Jurus   2    (Teundeut)           -     Jurus 4.3    (Tikahan 2)

Jurus   3    (Jeblag)               -     Jurus 5.8    (Tikahan 3)

Jurus   4    (Beset)                -     Jurus 7.6    (Tikahan 4)

Jurus   5    (Giles)                 -     Jurus 9.6    (Tikahan 5)

Jurus   6    (Tamplok)          

Jurus   7    (Leliwatan)                                    

Jurus   8    (Colok)                                        

Jurus   9    (Patahan)

Jurus  10   (Angkat/Seuseup) 

Harkatan dilaksanakan setelah peserta pelatihan menyelesaikan jurus Halusan, diakhiri dengan jurus Tikahan yang merupakan penggabungan jurus Halusan. Harkatan itu sendiri hanya dilakukan satu kali saja, karena semua jurus Halusan merupakan ibu atau induk dari semua jurus jurus Maenpo Margaluyu. Harkatan atau wisuda bukanlah proses pemindahan ataupun transfer energi ataupun pengisian energi, karena keilmuan Maepo Margaluyu bukan berbasis pada ilmu ilmu hikmah yang dikenal saat ini. Harkatan itu sendiri adalah memohon kepada Allah SWT agar semua jurus jurus Maenpo Margaluyu dapat digunakan secara optimal dalam membela diri dan atau melindungi/menolong sesama umat.
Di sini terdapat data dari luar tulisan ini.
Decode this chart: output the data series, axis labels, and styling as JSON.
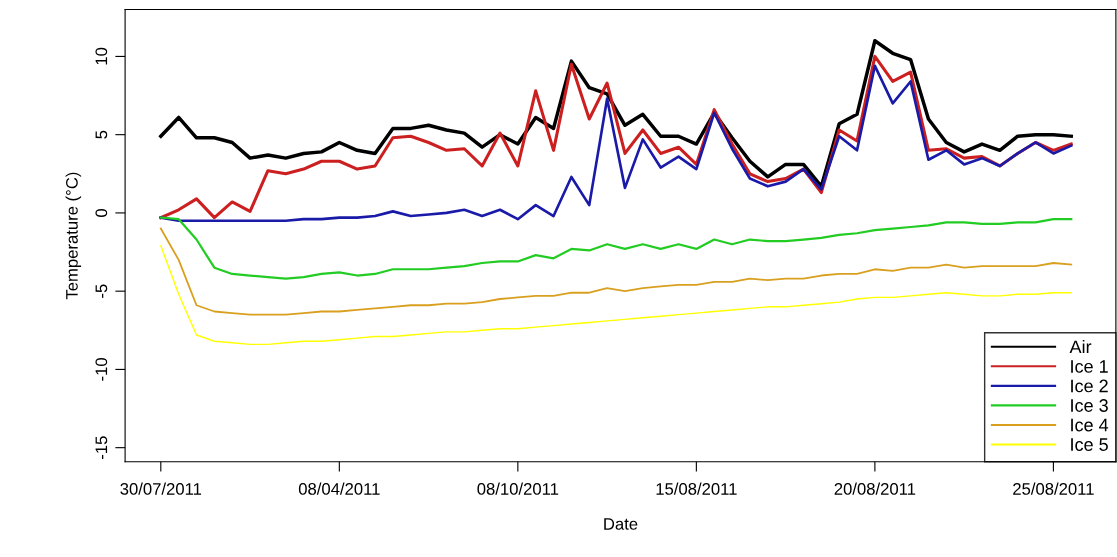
{
  "chart_data": {
    "type": "line",
    "xlabel": "Date",
    "ylabel": "Temperature (°C)",
    "categories": [
      "30/07/2011",
      null,
      null,
      null,
      null,
      null,
      null,
      null,
      null,
      null,
      "08/04/2011",
      null,
      null,
      null,
      null,
      null,
      null,
      null,
      null,
      null,
      "08/10/2011",
      null,
      null,
      null,
      null,
      null,
      null,
      null,
      null,
      null,
      "15/08/2011",
      null,
      null,
      null,
      null,
      null,
      null,
      null,
      null,
      null,
      "20/08/2011",
      null,
      null,
      null,
      null,
      null,
      null,
      null,
      null,
      null,
      "25/08/2011",
      null
    ],
    "ylim": [
      -15.9,
      13.0
    ],
    "yticks": [
      -15,
      -10,
      -5,
      0,
      5,
      10
    ],
    "grid": false,
    "legend": "bottom right",
    "marker": "none",
    "line_style": "solid",
    "series": [
      {
        "name": "Air",
        "color": "#000000",
        "values": [
          4.9,
          6.1,
          4.8,
          4.8,
          4.5,
          3.5,
          3.7,
          3.5,
          3.8,
          3.9,
          4.5,
          4.0,
          3.8,
          5.4,
          5.4,
          5.6,
          5.3,
          5.1,
          4.2,
          5.0,
          4.4,
          6.1,
          5.4,
          9.7,
          8.0,
          7.6,
          5.6,
          6.3,
          4.9,
          4.9,
          4.4,
          6.4,
          4.8,
          3.3,
          2.3,
          3.1,
          3.1,
          1.7,
          5.7,
          6.3,
          11.0,
          10.2,
          9.8,
          6.0,
          4.5,
          3.9,
          4.4,
          4.0,
          4.9,
          5.0,
          5.0,
          4.9
        ]
      },
      {
        "name": "Ice 1",
        "color": "#cc2020",
        "values": [
          -0.3,
          0.2,
          0.9,
          -0.3,
          0.7,
          0.1,
          2.7,
          2.5,
          2.8,
          3.3,
          3.3,
          2.8,
          3.0,
          4.8,
          4.9,
          4.5,
          4.0,
          4.1,
          3.0,
          5.1,
          3.0,
          7.8,
          4.0,
          9.5,
          6.0,
          8.3,
          3.8,
          5.3,
          3.8,
          4.2,
          3.1,
          6.6,
          4.4,
          2.5,
          2.0,
          2.2,
          2.8,
          1.3,
          5.3,
          4.6,
          10.0,
          8.4,
          9.0,
          4.0,
          4.1,
          3.5,
          3.6,
          3.0,
          3.8,
          4.5,
          4.0,
          4.4
        ]
      },
      {
        "name": "Ice 2",
        "color": "#1a1aa8",
        "values": [
          -0.3,
          -0.5,
          -0.5,
          -0.5,
          -0.5,
          -0.5,
          -0.5,
          -0.5,
          -0.4,
          -0.4,
          -0.3,
          -0.3,
          -0.2,
          0.1,
          -0.2,
          -0.1,
          0.0,
          0.2,
          -0.2,
          0.2,
          -0.4,
          0.5,
          -0.2,
          2.3,
          0.5,
          7.3,
          1.6,
          4.7,
          2.9,
          3.6,
          2.8,
          6.4,
          4.1,
          2.2,
          1.7,
          2.0,
          2.8,
          1.5,
          4.9,
          4.0,
          9.4,
          7.0,
          8.4,
          3.4,
          4.0,
          3.1,
          3.5,
          3.0,
          3.8,
          4.5,
          3.8,
          4.3
        ]
      },
      {
        "name": "Ice 3",
        "color": "#22cc22",
        "values": [
          -0.3,
          -0.4,
          -1.7,
          -3.5,
          -3.9,
          -4.0,
          -4.1,
          -4.2,
          -4.1,
          -3.9,
          -3.8,
          -4.0,
          -3.9,
          -3.6,
          -3.6,
          -3.6,
          -3.5,
          -3.4,
          -3.2,
          -3.1,
          -3.1,
          -2.7,
          -2.9,
          -2.3,
          -2.4,
          -2.0,
          -2.3,
          -2.0,
          -2.3,
          -2.0,
          -2.3,
          -1.7,
          -2.0,
          -1.7,
          -1.8,
          -1.8,
          -1.7,
          -1.6,
          -1.4,
          -1.3,
          -1.1,
          -1.0,
          -0.9,
          -0.8,
          -0.6,
          -0.6,
          -0.7,
          -0.7,
          -0.6,
          -0.6,
          -0.4,
          -0.4
        ]
      },
      {
        "name": "Ice 4",
        "color": "#d9a020",
        "values": [
          -1.0,
          -3.0,
          -5.9,
          -6.3,
          -6.4,
          -6.5,
          -6.5,
          -6.5,
          -6.4,
          -6.3,
          -6.3,
          -6.2,
          -6.1,
          -6.0,
          -5.9,
          -5.9,
          -5.8,
          -5.8,
          -5.7,
          -5.5,
          -5.4,
          -5.3,
          -5.3,
          -5.1,
          -5.1,
          -4.8,
          -5.0,
          -4.8,
          -4.7,
          -4.6,
          -4.6,
          -4.4,
          -4.4,
          -4.2,
          -4.3,
          -4.2,
          -4.2,
          -4.0,
          -3.9,
          -3.9,
          -3.6,
          -3.7,
          -3.5,
          -3.5,
          -3.3,
          -3.5,
          -3.4,
          -3.4,
          -3.4,
          -3.4,
          -3.2,
          -3.3
        ]
      },
      {
        "name": "Ice 5",
        "color": "#ffff00",
        "values": [
          -2.1,
          -5.2,
          -7.8,
          -8.2,
          -8.3,
          -8.4,
          -8.4,
          -8.3,
          -8.2,
          -8.2,
          -8.1,
          -8.0,
          -7.9,
          -7.9,
          -7.8,
          -7.7,
          -7.6,
          -7.6,
          -7.5,
          -7.4,
          -7.4,
          -7.3,
          -7.2,
          -7.1,
          -7.0,
          -6.9,
          -6.8,
          -6.7,
          -6.6,
          -6.5,
          -6.4,
          -6.3,
          -6.2,
          -6.1,
          -6.0,
          -6.0,
          -5.9,
          -5.8,
          -5.7,
          -5.5,
          -5.4,
          -5.4,
          -5.3,
          -5.2,
          -5.1,
          -5.2,
          -5.3,
          -5.3,
          -5.2,
          -5.2,
          -5.1,
          -5.1
        ]
      }
    ]
  }
}
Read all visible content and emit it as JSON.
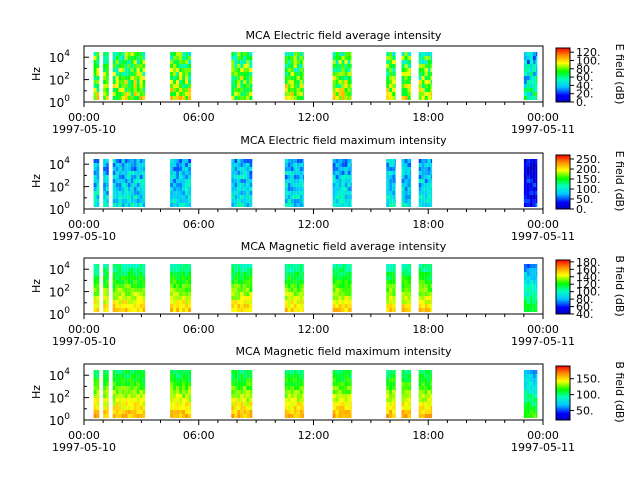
{
  "chart_data": [
    {
      "type": "heatmap",
      "title": "MCA  Electric field average intensity",
      "ylabel": "Hz",
      "colorbar_label": "E field (dB)",
      "colorbar_ticks": [
        "0.",
        "20.",
        "40.",
        "60.",
        "80.",
        "100.",
        "120."
      ],
      "colorbar_range": [
        0,
        130
      ],
      "y_ticks": [
        "10^0",
        "10^2",
        "10^4"
      ],
      "x_ticks": [
        "00:00",
        "06:00",
        "12:00",
        "18:00",
        "00:00"
      ],
      "x_date_labels": [
        "1997-05-10",
        "1997-05-11"
      ],
      "log_y": true,
      "ylim_hz": [
        1,
        100000
      ]
    },
    {
      "type": "heatmap",
      "title": "MCA  Electric field maximum intensity",
      "ylabel": "Hz",
      "colorbar_label": "E field (dB)",
      "colorbar_ticks": [
        "0.",
        "50.",
        "100.",
        "150.",
        "200.",
        "250."
      ],
      "colorbar_range": [
        0,
        270
      ],
      "y_ticks": [
        "10^0",
        "10^2",
        "10^4"
      ],
      "x_ticks": [
        "00:00",
        "06:00",
        "12:00",
        "18:00",
        "00:00"
      ],
      "x_date_labels": [
        "1997-05-10",
        "1997-05-11"
      ],
      "log_y": true,
      "ylim_hz": [
        1,
        100000
      ]
    },
    {
      "type": "heatmap",
      "title": "MCA  Magnetic field average intensity",
      "ylabel": "Hz",
      "colorbar_label": "B field (dB)",
      "colorbar_ticks": [
        "40.",
        "60.",
        "80.",
        "100.",
        "120.",
        "140.",
        "160.",
        "180."
      ],
      "colorbar_range": [
        40,
        185
      ],
      "y_ticks": [
        "10^0",
        "10^2",
        "10^4"
      ],
      "x_ticks": [
        "00:00",
        "06:00",
        "12:00",
        "18:00",
        "00:00"
      ],
      "x_date_labels": [
        "1997-05-10",
        "1997-05-11"
      ],
      "log_y": true,
      "ylim_hz": [
        1,
        100000
      ]
    },
    {
      "type": "heatmap",
      "title": "MCA  Magnetic field maximum intensity",
      "ylabel": "Hz",
      "colorbar_label": "B field (dB)",
      "colorbar_ticks": [
        "50.",
        "100.",
        "150."
      ],
      "colorbar_range": [
        20,
        190
      ],
      "y_ticks": [
        "10^0",
        "10^2",
        "10^4"
      ],
      "x_ticks": [
        "00:00",
        "06:00",
        "12:00",
        "18:00",
        "00:00"
      ],
      "x_date_labels": [
        "1997-05-10",
        "1997-05-11"
      ],
      "log_y": true,
      "ylim_hz": [
        1,
        100000
      ]
    }
  ],
  "data_intervals_hours": [
    [
      0.5,
      0.8
    ],
    [
      1.0,
      1.3
    ],
    [
      1.5,
      3.2
    ],
    [
      4.5,
      5.6
    ],
    [
      7.7,
      8.8
    ],
    [
      10.5,
      11.5
    ],
    [
      13.0,
      14.0
    ],
    [
      15.8,
      16.3
    ],
    [
      16.6,
      17.1
    ],
    [
      17.5,
      18.2
    ],
    [
      23.0,
      23.7
    ]
  ]
}
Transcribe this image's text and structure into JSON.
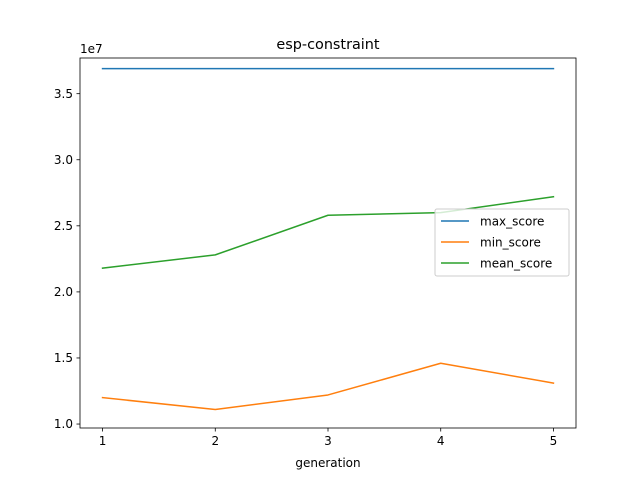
{
  "chart_data": {
    "type": "line",
    "title": "esp-constraint",
    "xlabel": "generation",
    "ylabel": "",
    "y_multiplier_label": "1e7",
    "x": [
      1,
      2,
      3,
      4,
      5
    ],
    "xticks": [
      "1",
      "2",
      "3",
      "4",
      "5"
    ],
    "yticks": [
      1.0,
      1.5,
      2.0,
      2.5,
      3.0,
      3.5
    ],
    "ytick_labels": [
      "1.0",
      "1.5",
      "2.0",
      "2.5",
      "3.0",
      "3.5"
    ],
    "ylim": [
      0.97,
      3.77
    ],
    "xlim": [
      0.8,
      5.2
    ],
    "grid": false,
    "legend_position": "center-right",
    "series": [
      {
        "name": "max_score",
        "color": "#1f77b4",
        "values": [
          3.69,
          3.69,
          3.69,
          3.69,
          3.69
        ]
      },
      {
        "name": "min_score",
        "color": "#ff7f0e",
        "values": [
          1.2,
          1.11,
          1.22,
          1.46,
          1.31
        ]
      },
      {
        "name": "mean_score",
        "color": "#2ca02c",
        "values": [
          2.18,
          2.28,
          2.58,
          2.6,
          2.72
        ]
      }
    ]
  }
}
Jurus Mahdi/Pancer dan Jurus Sahbandar

bersifat pilihan dalam arti tidak wajib tempuh

Pelatihan jurus Mahdi/Pancer dan jurus Sahbandar hanya diberikan kepada mereka yang sudah diharkat, karena sifatnya bukan jurus wajib, maka sistimatikanya bisa dilakukan kapan saja. Pelatihan jurus-jurus Mahdi/Pancer dan Sahbandar dimaksudkan untuk melatih olah rasa bagi penghayat Maenpo Margaluyu, agar yang bersangkutan dapat merasakan alir energi dari setiap jurus yang dipelajari, sehingga  dapat mengatur dan mengendalikan alir energi secara proposional dan efisien

Jurus Masaka (Mahdi-Sahbandar-Kari)

Bersifat khusus

Pelatihan jurus khusus Maenpo Margaluyu merupakan rangkaian gerakan jurus khusus yang harus dikuasai dan diimplemntasikan penghayat Maenpo Margaluyu. Jurus Masaka dan  Payung Rosul  dilatihkan sesuai dengan performance yang bersangkutan dalam kesempurnaan tata gerak jurus jurus yang telah ditempuh.  Pelatihan jurus Payung Rosul terbuka bagi siapa saja yang merasa telah siap secara mental dan fisik untuk mengikuti pelatihan jurus Payung Rasul. Pelatihan jurus Payung Rasul bersifat individu/perorangan,

Demikian Sistimatika Pelatihan Maenpo  Margaluyu merupakan dokumen terkendali, bersifat flexible yang bisa diupdate/disempurnakan untuk disesuaikan dengan perkembangan.